So, how was your Christmas? Did Santa visit your house this year?
If he did, you obviously don't live anywhere near Bountiful.
Because, according to my sources at the North Pole, rumors were flying all month that Santa and his reindeer would be skipping the southern Davis County city this year.
Why? Too dangerous.
And that's saying something, considering that Santa routinely takes his sleigh full of valuables into extremely unsafe places. Detroit. Miami. The parking lot of the Harrisville Walmart.
What gives? Why the Bountiful snub this holiday season? Frankly, Santa couldn't be guaranteed that there wouldn't be some sharpshooter lurking in the shadows, waiting to plink a few reindeer off of Bountiful residents' rooftops.
Sorry, Bountifulonians, but the word is definitely out on the street: Deer simply aren't welcome in your redneck of the woods.
Two months ago, Bountiful and the Utah Division of Wildlife Resources entered into a "memorandum of understanding" to reduce the population of deer within the city limits by the end of the year. In other words, the city took out a contract on our ruminant friends, and the DWR agreed to act as hit man.
Talk about your War on Christmas ...
OK, sure. Officials keep trying to point out that it's mule deer they're after, not reindeer. But don't kid yourselves. Deers is deers.
The only reason these deer death squads haven't gone after Santa's trusty team already is because Dasher et al. aren't roaming free within the city limits. But I guarantee, the first time Blitzen turns up munching on some East Bencher's ornamental landscaping, they'll be mounting his head on the mayor's wall faster than you can say "And to all a good night."
Protesters have asked the city to consider alternatives to popping a cap in Bambi's white tail -- things like fencing, repellents, relocation, even various methods of birth control.
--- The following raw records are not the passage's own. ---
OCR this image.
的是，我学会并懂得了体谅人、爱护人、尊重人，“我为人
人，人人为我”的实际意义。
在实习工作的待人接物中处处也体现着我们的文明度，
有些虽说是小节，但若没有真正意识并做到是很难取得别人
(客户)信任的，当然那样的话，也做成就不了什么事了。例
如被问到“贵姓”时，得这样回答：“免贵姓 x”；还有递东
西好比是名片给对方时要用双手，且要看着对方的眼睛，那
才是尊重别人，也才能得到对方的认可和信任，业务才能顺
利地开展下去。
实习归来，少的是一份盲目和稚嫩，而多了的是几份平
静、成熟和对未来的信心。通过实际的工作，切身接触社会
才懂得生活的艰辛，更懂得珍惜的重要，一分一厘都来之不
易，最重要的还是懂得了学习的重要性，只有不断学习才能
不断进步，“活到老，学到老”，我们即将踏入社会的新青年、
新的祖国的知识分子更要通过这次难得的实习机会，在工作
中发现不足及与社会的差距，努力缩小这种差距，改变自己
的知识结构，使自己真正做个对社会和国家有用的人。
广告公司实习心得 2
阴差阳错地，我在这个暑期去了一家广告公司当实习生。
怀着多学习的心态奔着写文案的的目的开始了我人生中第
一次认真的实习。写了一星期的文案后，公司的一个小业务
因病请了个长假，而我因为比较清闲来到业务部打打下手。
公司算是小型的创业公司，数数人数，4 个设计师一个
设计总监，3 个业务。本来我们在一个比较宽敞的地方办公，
But thus far, those pleas have fallen on deaf ears.
Ah, but just because officials have been deaf on this issue doesn't mean they've been mute. In a Dec. 18 article in the Standard-Examiner, the DWR's Phil Gray gamely tried to explain how shooting the deer was the best method for culling the herd. And in an apparent attempt to pacify some of the protesters, according to the S-E story, "Gray noted no adult bucks were killed, only does and fawns."
Oh, well, of course. Only the women and children of the species are being targeted. When you put it that way, it sounds soooo much better.
OK, I sense that this deer situation has become a powder keg, and certainly someone needs to defuse this thing. But why am I always the go-to guy for solving everyone's problems, huh? (Pregnant pause.) All right, fine. I'll do it. Here's my solution ...
Right now, near as I can tell, we've got two vexing deer problems facing us here in the Beehive State.
VEXING DEER PROBLEM NO. 1: The city of Bountiful has an overabundance of deer and is struggling with how to get rid of them.
VEXING DEER PROBLEM NO. 2: DWR officials recently arrested members of a suspected poaching ring that has been illegally killing deer and elk in the East Canyon area near Morgan.
There you have it. Two completely different -- yet equally troubling -- deer problems facing us this winter. On the one hand, you have a situation where government officials want deer to be shot. On the other, you've got government officials wanting people to stop shooting deer.
So then, what's the solution? Anyone? Anyone?
Golly, if only there were a way to kill two birds with one stone, so to speak. If only we could come up with a solution that would solve both problems. Hmmm, what on earth could possibly be done about these two seemingly unrelated issues? I mean, it's just a shame someone can't think of something to ...
... OH, FOR CRYING OUT LOUD, PEOPLE! DO I HAVE TO CONNECT THE DOTS FOR YOU?
Look, the answer is patently obvious: Namely, one man's poaching is another man's animal control.
You simply give the poachers a new ZIP code from which to work, and -- voila! -- both problems resolve themselves. The poachers get to fill their sick need to kill things for trophy purposes, and Bountiful residents get their precious ornamental landscaping back.
Why, it's nothing short of a post-Christmas miracle.
Just don't come crying to me next year when Santa fills all your stockings with coal.